Dimer and fermionic formulations of a class of colouring problems

TL;DR

This paper establishes a connection between q-edge-colourings of regular graphs and dimer models, deriving fermionic Grassmann integral representations, and applies these to evaluate colouring problems on various lattices.

Contribution

It introduces a novel fermionic formulation for graph colouring problems based on dimer model relationships, enabling new analytical and numerical approaches.

Findings

Derived Grassmann integral representations for colouring counts.

Applied methods to toroidal and planar graphs, including square lattices.

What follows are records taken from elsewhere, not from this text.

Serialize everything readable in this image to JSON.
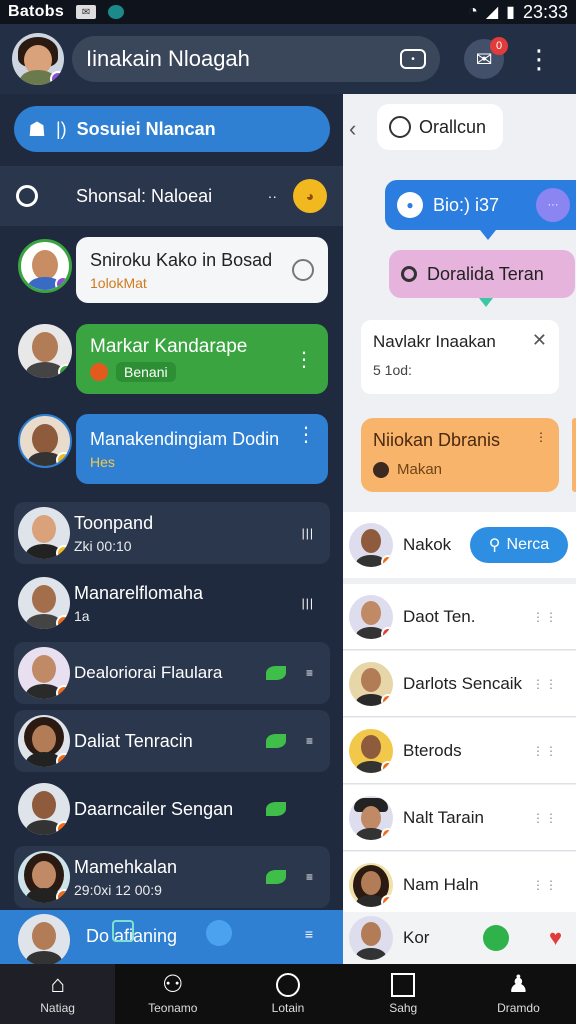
{
  "status_bar": {
    "label": "Batobs",
    "time": "23:33"
  },
  "top_bar": {
    "title": "Iinakain Nloagah",
    "mail_badge": "0"
  },
  "left": {
    "primary": {
      "label": "Sosuiei Nlancan",
      "sep": "|)"
    },
    "search": {
      "label": "Shonsal: Naloeai"
    },
    "cards": [
      {
        "name": "Sniroku Kako",
        "extra": "in Bosad",
        "sub": "1olokMat"
      },
      {
        "name": "Markar Kandarape",
        "sub": "Benani"
      },
      {
        "name": "Manakendingiam Dodin",
        "sub": "Hes"
      }
    ],
    "chats": [
      {
        "name": "Toonpand",
        "sub": "Zki 00:10"
      },
      {
        "name": "Manarelflomaha",
        "sub": "1a"
      },
      {
        "name": "Dealoriorai Flaulara",
        "sub": ""
      },
      {
        "name": "Daliat Tenracin",
        "sub": ""
      },
      {
        "name": "Daarncailer Sengan",
        "sub": ""
      },
      {
        "name": "Mamehkalan",
        "sub": "29:0xi 12 00:9"
      },
      {
        "name": "Do afianing",
        "sub": ""
      }
    ]
  },
  "right": {
    "top_pill": "Orallcun",
    "blue": "Bio:) i37",
    "pink": "Doralida Teran",
    "notif": {
      "title": "Navlakr Inaakan",
      "sub": "5 1od:"
    },
    "orange": {
      "title": "Niiokan Dbranis",
      "sub": "Makan"
    },
    "contact": {
      "name": "Nakok",
      "button": "Nerca"
    },
    "list": [
      {
        "name": "Daot Ten."
      },
      {
        "name": "Darlots Sencaik"
      },
      {
        "name": "Bterods"
      },
      {
        "name": "Nalt Tarain"
      },
      {
        "name": "Nam Haln"
      },
      {
        "name": "Kor"
      }
    ]
  },
  "bottom_nav": [
    {
      "label": "Natiag",
      "icon": "home-icon"
    },
    {
      "label": "Teonamo",
      "icon": "people-icon"
    },
    {
      "label": "Lotain",
      "icon": "circle-icon"
    },
    {
      "label": "Sahg",
      "icon": "square-icon"
    },
    {
      "label": "Dramdo",
      "icon": "person-icon"
    }
  ],
  "colors": {
    "background": "#1f2a3f",
    "primary_blue": "#2f7fd3",
    "green_card": "#3aa540",
    "orange_card": "#f8b46a",
    "pink_card": "#e5b3dc"
  }
}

Unified asymptotic scaling expressions for different lattice types.

Abstract

We show that the number Z of q-edge-colourings of a simple regular graph of degree q is deducible from functions describing dimers on the same graph, viz. the dimer generating function or equivalently the set of connected dimer correlation functions. Using this relationship to the dimer problem, we derive fermionic representations for Z in terms of Grassmann integrals with quartic actions. Expressions are given for planar graphs and for nonplanar graphs embeddable (without edge crossings) on a torus. We discuss exact numerical evaluations of the Grassmann integrals using an algorithm by Creutz, and present an application to the 4-edge-colouring problem on toroidal square lattices, comparing the results to numerical transfer matrix calculations and a previous Bethe ansatz study. We also show that for the square, honeycomb, 3-12, and one-dimensional lattice, known exact results for the asymptotic scaling of Z with the number of vertices can be expressed in a unified way as different values of one and the same function.